Au cours d’une récente émission de télévision consacrée à la Sicile, un des sujets traités concernait la découverte faite en 1999 d’un des plus anciens mikvé d’Europe dans la petite ville de Syracuse. Je devais me rendre en Sicile peu de temps après et je n’ai pas eu trop de difficulté à découvrir cet endroit réellement surprenant.

Ce mikvé se trouve à Ortygia, une étroite presqu'île qui constitue la partie la plus ancienne de Syracuse, dans ce qui fut jusqu’il y a environ cinq cents ans le quartier juif de la ville, et qui en a d’ailleurs conservé le nom : la Giudecca. La découverte de ce mikvé est dûe à la curiosité et à l’obstination d’une femme, Amalia Daniele, dont la famille est l’une des plus anciennes de Syracuse.

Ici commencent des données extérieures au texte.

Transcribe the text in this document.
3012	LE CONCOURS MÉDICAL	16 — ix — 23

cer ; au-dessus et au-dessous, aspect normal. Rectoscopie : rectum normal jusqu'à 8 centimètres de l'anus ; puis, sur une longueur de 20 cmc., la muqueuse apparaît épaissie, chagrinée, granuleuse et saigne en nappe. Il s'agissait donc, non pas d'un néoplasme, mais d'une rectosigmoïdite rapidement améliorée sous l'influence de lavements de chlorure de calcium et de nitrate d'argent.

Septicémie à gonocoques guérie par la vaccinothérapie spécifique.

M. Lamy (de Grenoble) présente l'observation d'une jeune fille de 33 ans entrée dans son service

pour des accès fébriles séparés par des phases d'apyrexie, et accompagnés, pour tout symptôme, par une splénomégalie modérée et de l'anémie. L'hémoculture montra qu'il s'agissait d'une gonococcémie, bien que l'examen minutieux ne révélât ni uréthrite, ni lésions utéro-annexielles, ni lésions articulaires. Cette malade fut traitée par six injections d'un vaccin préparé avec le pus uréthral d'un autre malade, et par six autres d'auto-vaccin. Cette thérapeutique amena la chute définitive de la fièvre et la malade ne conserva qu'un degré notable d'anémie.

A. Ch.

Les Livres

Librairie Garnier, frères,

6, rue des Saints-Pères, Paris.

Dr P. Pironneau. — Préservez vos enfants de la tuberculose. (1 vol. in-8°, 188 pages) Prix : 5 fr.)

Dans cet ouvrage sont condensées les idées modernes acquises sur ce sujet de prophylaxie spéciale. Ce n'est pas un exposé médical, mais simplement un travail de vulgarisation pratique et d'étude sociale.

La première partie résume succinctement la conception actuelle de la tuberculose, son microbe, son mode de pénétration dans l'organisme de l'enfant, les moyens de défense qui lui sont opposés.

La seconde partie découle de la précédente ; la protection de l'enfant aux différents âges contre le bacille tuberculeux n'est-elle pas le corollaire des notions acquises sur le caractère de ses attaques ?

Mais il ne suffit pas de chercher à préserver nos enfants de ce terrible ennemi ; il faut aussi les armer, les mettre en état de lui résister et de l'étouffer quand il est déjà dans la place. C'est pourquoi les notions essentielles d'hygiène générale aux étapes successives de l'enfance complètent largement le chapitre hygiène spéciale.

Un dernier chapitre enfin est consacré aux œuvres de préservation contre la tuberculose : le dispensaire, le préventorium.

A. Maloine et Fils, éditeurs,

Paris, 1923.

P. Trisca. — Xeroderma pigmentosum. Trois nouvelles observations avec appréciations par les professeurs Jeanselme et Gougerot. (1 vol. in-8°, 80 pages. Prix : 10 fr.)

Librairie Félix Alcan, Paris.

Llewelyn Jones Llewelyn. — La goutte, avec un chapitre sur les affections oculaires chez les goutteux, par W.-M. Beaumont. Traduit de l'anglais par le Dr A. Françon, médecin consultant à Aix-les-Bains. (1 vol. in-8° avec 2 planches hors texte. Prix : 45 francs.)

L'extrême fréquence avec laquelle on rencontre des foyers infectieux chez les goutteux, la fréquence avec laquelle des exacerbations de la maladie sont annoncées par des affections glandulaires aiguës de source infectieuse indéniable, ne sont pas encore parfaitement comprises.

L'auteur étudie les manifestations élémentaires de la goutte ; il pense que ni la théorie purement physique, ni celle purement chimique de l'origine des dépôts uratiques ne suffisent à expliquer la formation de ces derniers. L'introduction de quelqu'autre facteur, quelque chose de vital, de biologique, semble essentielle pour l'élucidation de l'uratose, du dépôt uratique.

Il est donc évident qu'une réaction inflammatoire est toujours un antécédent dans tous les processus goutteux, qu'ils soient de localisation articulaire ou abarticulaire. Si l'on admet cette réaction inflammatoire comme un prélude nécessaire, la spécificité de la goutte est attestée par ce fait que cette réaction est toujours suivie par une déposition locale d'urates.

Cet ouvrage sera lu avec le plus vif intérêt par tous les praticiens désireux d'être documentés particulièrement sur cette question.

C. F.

Il y a environ 17 ans, Mme Daniele fit l’acquisition d’un ancien palais, la Casa Bianca, dont elle entreprit la restauration pour le transformer en un hôtel de charme, situé au 52 via Alagona, et qui, en raison de sa situation dans l’ancien quartier juif s’appelle « Alla Giudecca ».


Les travaux de rénovation étaient pratiquement terminés lorsque l’attention de Mme Daniele fut attirée par une fenêtre qui donnait sur une petite cour dans laquelle ne débouchait aucun accès.

Intriguée par cette anomalie elle eut l'intuition que cette fenêtre n'était en fait que la partie supérieure d'une porte qui aurait été murée. Elle demanda alors aux ouvriers de dégager le mur sous cette fenêtre et elle put vérifier que son intuition ne l'avait pas trompée. Il s’agissait bien d’une porte dont la partie basse avait été murée.

Sa curiosité étant piquée elle voulut savoir où menait cette porte.

Madame Daniele s'engagea alors dans une longue et couteûse entreprise de déblaiement qui porta ses fruits. Les ouvriers mirent au jour les premières marches d’un escalier creusé dans le roc. Dix ans plus tard et après avoir évacué 156 camions de gravats, un escalier de 56 marches était dégagé conduisant à une salle voûtée d’environ 6 mètres sur 6 supporté par quatre piliers massifs, située à 18 mètres au-dessous du niveau du sol.

Cette découverte était déjà intéressante, mais le plus surprenant restait encore à venir.

Dans le sol de cette salle voûtée étaient creusés trois bassins d’un mètre cinquante de profondeur et se trouvant à 90 degrés les uns des autres, un peu comme les feuilles d’un trèfle. Des marches permettant d'en atteindre le fond étaient creusées dans chacun des bassins .



Par ailleurs, de part et d’autre de la salle, deux couloirs menaient à deux autre bassins individuels où des marches identiques étaient creusées.



Ces bassins étaient alimentés par une source d'eau pure surgissant d'une fissure dans la roche.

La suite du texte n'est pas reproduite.